MAE¶

The regularized MAE regression solves the following optimization problem:

\[\min_{\mathbf{\beta} \in \mathbb{R}^d} C \sum_{i=1}^n |y_i - \mathbf{x}_i^\top \mathbf{\beta}| + \frac{1}{2}\|\mathbf{\beta}\|_2^2,\]

where \(\mathbf{x}_i \in \mathbb{R}^d\) is a feature vector, and \(y_i \in \mathbb{R}\) is the response variable.

Note. Since the absolute loss is a plq function, we can optimize it using rehline.plq_Ridge_Regressor. Moreover, this wrapper adapts the plqERM_Ridge into a regressor, compatible with the scikit-learn API.

[ ]:

## install rehline
%pip install rehline -q

[2]:

import warnings

import matplotlib.pyplot as plt
import numpy as np
import pandas as pd
import seaborn as sns
from sklearn.datasets import make_regression
from sklearn.preprocessing import StandardScaler

[3]:

# Simulate data
np.random.seed(42)
scaler_mae = StandardScaler()

n, d = 10000, 5
X, y = make_regression(n_samples=n, n_features=d, noise=1.0)
X = scaler_mae.fit_transform(X)
y = y / y.std()

[4]:

## solve MAE Regression via `plq_Ridge_Regressor`
from rehline import plq_Ridge_Regressor

warnings.filterwarnings("ignore")

clf = plq_Ridge_Regressor(loss={"name": "mae"}, C=1.0)
clf.fit(X=X, y=y)

[4]:

plq_Ridge_Regressor(loss={'name': 'mae'})

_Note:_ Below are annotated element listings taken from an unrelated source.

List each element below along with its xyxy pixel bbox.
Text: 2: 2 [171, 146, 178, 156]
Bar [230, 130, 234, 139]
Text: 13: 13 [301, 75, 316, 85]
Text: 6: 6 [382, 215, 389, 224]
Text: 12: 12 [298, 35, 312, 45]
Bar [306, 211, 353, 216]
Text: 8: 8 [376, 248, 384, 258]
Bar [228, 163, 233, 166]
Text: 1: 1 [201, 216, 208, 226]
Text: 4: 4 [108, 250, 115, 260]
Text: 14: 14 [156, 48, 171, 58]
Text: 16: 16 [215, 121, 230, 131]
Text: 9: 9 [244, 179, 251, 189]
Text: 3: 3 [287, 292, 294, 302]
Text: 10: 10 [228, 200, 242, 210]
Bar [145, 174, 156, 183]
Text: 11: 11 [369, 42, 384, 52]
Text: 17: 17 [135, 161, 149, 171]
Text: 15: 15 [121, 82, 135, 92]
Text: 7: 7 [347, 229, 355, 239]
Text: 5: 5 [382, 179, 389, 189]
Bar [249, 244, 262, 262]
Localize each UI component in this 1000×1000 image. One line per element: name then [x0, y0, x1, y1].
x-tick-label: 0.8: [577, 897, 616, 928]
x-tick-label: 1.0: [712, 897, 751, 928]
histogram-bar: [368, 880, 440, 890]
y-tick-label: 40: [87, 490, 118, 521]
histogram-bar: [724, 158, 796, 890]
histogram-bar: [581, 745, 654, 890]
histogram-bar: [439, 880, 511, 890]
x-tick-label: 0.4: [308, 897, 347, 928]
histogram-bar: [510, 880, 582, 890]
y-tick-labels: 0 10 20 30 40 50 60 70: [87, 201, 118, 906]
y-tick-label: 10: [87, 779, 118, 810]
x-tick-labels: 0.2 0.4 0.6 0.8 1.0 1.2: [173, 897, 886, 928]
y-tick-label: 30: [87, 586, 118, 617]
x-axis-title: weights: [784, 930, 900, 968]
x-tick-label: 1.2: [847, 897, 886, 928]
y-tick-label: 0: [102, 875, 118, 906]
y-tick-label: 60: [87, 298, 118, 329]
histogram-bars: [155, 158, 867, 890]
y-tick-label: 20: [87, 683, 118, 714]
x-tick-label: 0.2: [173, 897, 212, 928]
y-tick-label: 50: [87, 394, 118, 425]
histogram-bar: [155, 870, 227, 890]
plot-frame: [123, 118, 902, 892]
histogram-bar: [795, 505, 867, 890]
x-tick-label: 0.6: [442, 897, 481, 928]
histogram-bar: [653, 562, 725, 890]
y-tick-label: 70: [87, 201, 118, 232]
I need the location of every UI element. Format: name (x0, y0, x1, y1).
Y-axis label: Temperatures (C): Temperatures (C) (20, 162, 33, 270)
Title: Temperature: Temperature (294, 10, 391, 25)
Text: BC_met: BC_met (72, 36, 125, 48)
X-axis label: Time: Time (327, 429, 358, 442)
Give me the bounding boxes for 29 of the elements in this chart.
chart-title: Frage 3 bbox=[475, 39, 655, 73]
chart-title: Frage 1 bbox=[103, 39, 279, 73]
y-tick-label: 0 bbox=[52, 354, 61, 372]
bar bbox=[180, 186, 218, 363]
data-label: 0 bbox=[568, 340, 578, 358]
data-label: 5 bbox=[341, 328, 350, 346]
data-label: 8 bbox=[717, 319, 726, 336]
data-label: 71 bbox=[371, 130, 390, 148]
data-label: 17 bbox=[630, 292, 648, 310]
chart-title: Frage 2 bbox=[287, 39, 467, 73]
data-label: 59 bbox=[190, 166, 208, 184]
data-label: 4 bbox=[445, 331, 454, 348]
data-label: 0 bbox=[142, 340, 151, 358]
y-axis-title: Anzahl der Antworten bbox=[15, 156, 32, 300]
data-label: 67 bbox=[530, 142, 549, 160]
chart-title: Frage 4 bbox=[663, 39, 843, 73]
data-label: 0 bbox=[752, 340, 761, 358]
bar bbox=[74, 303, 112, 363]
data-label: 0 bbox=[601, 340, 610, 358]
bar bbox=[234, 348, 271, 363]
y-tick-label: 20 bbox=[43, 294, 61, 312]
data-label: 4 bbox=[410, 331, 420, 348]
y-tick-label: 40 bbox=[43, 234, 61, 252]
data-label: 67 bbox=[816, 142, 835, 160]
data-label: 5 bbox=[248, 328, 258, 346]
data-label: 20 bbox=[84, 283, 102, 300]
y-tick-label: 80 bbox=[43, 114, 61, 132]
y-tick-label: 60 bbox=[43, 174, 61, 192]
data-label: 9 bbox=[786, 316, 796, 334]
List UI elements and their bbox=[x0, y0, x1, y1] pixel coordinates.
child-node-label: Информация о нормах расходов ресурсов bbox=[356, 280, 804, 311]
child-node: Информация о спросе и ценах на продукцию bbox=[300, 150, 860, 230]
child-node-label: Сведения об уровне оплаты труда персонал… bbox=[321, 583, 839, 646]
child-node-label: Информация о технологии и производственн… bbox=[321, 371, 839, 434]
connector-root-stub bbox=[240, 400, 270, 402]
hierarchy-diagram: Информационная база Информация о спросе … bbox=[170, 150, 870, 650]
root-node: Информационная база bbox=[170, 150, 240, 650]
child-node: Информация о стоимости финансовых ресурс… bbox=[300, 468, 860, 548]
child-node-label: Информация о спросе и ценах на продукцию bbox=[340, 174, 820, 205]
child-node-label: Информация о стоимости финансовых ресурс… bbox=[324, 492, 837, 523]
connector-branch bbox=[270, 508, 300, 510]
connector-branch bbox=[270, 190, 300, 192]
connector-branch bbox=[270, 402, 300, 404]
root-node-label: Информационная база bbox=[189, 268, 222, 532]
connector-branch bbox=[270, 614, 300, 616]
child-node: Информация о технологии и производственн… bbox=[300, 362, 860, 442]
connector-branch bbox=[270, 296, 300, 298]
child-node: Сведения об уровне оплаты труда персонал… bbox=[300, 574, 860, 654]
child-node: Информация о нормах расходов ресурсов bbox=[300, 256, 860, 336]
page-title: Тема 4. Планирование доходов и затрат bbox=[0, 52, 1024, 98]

In a Jupyter environment, please rerun this cell to show the HTML representation or trust the notebook.
On GitHub, the HTML representation is unable to render, please try loading this page with nbviewer.org.

[5]:

## plot MAE results
warnings.filterwarnings("ignore", "is_categorical_dtype")

n_sample = 200
X_sample, y_sample = X[:n_sample], y[:n_sample]
mae_sample = clf.predict(X_sample)

df = pd.DataFrame({"x0": X_sample[:, 0], "real_y": y_sample, "mae": mae_sample})
df = df.melt(id_vars="x0")

sns.scatterplot(data=df, x="x0", y="value", hue="variable")
plt.show()

With Pipeline¶

plq_Ridge_Regressor can be integrated into a scikit-learn Pipeline to streamline preprocessing including scaling.

[6]:

import warnings

import matplotlib.pyplot as plt
import numpy as np
import pandas as pd
import seaborn as sns
from sklearn.datasets import make_regression
from sklearn.pipeline import Pipeline
from sklearn.preprocessing import StandardScaler

[7]:

# Simulate data
np.random.seed(42)

n, d = 10000, 5
X, y = make_regression(n_samples=n, n_features=d, noise=1.0)
y = y / y.std()

[8]:

## solve MAE Regression via `plq_Ridge_Regressor`
from rehline import plq_Ridge_Regressor

pipe = Pipeline([("scaler", StandardScaler()), ("reg", plq_Ridge_Regressor(loss={"name": "mae"}, C=1.0))])
pipe.fit(X=X, y=y)

[8]:

Pipeline(steps=[('scaler', StandardScaler()),
                ('reg', plq_Ridge_Regressor(loss={'name': 'mae'}))])

[9]:

## plot MAE results
warnings.filterwarnings("ignore", "is_categorical_dtype")

n_sample = 200
X_sample, y_sample = X[:n_sample], y[:n_sample]
mae_sample = pipe.predict(X_sample)

df = pd.DataFrame({"x0": X_sample[:, 0], "real_y": y_sample, "mae": mae_sample})
df = df.melt(id_vars="x0")

sns.scatterplot(data=df, x="x0", y="value", hue="variable")
plt.show()

Hyperparameter Tuning with GridSearchCV¶

Due to its compatibility with the scikit-learn API, GridSearchCV can be applied to determine the optimal hyperparameters for the ReHLine model.

[10]:

import warnings

from sklearn.metrics import make_scorer, mean_absolute_error
from sklearn.model_selection import GridSearchCV

warnings.filterwarnings("ignore")

# Define the parameter grid to search
param_grid = {"reg__C": [0.1, 1.0, 10.0]}

# Use mae to evaluate the performances
mae_scorer = make_scorer(mean_absolute_error, greater_is_better=False)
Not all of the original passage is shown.